Now consider $(f_n)$, a sequence of contractions on $(M,d)$, a complete space, such that $(f_n)\to f$ uniformly (i.e. with respect to the metric $d'(f,g)=\sup\{d(f(x),g(x))\mid x,y\in M\}$). I want to show that the sequence $(x_n)$ of the fixed points of the $f_n$ converges to a fixed point of $f$; I need show that $(x_n)$ is a Cauchy sequence, with that, we have that $x_n\to p$, for some $p$, also $f(x_n)\to f(p)$, and $f(x_n)\to p$, because $d(f(x_n),p)\leq d(f(x_n),x_n)+d(x_n,p)=d(f(x_n),f_n(x_n))+d(x_n,p)$, so $f(p)=p$.

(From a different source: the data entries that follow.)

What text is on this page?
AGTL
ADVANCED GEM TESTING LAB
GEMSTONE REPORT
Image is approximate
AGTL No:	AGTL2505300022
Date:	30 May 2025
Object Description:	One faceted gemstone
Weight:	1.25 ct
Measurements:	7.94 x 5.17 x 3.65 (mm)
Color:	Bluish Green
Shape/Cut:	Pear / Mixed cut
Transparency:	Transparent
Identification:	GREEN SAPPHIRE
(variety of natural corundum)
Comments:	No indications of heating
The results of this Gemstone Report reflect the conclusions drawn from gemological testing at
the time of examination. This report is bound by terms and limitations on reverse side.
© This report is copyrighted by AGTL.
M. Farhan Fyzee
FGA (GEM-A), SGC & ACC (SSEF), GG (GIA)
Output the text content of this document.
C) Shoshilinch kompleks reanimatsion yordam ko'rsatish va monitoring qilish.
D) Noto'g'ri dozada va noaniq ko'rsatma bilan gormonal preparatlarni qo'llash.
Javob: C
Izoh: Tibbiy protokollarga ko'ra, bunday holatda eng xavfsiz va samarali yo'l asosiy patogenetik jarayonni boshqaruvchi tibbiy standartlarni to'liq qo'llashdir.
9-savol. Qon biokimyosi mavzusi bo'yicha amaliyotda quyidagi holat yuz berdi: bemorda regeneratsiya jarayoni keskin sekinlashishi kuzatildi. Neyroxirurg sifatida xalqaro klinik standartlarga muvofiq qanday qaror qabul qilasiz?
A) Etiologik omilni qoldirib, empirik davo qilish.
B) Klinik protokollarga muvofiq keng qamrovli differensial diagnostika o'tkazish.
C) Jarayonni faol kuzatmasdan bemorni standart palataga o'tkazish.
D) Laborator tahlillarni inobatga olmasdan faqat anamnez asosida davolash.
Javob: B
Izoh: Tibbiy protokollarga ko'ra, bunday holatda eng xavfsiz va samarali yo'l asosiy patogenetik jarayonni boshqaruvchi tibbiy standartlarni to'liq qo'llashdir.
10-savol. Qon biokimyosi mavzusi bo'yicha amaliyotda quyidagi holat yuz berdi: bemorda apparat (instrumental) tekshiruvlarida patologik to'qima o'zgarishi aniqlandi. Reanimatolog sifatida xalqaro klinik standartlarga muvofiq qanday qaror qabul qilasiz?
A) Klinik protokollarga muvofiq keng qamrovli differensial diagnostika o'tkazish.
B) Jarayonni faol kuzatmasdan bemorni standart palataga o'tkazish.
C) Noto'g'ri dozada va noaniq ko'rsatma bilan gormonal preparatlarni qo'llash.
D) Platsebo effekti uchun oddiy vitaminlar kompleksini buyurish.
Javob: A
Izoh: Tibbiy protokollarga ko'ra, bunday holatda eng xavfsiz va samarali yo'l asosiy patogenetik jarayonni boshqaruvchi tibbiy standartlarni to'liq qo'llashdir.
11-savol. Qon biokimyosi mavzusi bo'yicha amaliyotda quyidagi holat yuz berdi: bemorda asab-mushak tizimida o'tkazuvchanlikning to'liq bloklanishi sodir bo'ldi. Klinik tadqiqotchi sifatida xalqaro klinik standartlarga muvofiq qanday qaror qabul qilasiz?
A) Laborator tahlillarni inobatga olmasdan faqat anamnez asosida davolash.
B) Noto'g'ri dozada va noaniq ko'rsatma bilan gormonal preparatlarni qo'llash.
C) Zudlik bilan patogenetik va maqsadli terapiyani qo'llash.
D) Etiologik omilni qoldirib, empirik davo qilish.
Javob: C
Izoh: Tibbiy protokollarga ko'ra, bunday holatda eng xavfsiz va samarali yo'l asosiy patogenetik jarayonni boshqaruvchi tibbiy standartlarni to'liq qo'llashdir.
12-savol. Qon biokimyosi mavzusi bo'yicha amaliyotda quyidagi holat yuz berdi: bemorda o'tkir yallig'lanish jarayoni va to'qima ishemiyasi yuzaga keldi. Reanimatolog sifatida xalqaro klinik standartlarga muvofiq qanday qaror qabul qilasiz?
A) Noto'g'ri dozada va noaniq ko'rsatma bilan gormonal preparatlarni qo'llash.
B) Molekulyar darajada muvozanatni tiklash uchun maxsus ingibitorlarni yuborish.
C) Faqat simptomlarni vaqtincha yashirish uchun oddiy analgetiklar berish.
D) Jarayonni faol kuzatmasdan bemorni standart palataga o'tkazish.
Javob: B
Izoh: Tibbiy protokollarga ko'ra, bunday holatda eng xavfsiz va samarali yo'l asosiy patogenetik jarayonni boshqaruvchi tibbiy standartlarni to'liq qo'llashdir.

I appreciate any suggestion on how to show that $(x_n)$ is a Cauchy sequence, thanks.
Let $k_m$ be the contraction constant of $f_m$. Then \begin{align} d(x_m,x_n)&=d(f_m(x_m),f_n(x_n)) \\ &\leq d(f_m(x_m),f_m(x_n))+d(f_m(x_n),f_n(x_n)) \\ &\leq k_md(x_m,x_n)+d'(f_m,f_n) \end{align} for all $m,n\in\mathbb{N}$. Since $k_m<1$, we may rearrange to get \begin{align} d(x_m,x_n)\leq\frac{d'(f_m,f_n)}{1-k_m}. \end{align} We are done if $\limsup k_m<1$. Otherwise counterexamples exist: Consider contraction mappings on $[0,1]$ defined by \begin{align} f_n=\begin{cases} (1-1/n)x &\text{if $n$ is odd}, \\ (1-1/n)x+1/n &\text{if $n$ is even}. \end{cases} \end{align} Then $x_n=0$ if $n$ is odd and $x_n=1$ if $n$ is even, so $(x_n)$ does not converge. However, $f_n$ converges uniformly to the identity function on $[0,1]$.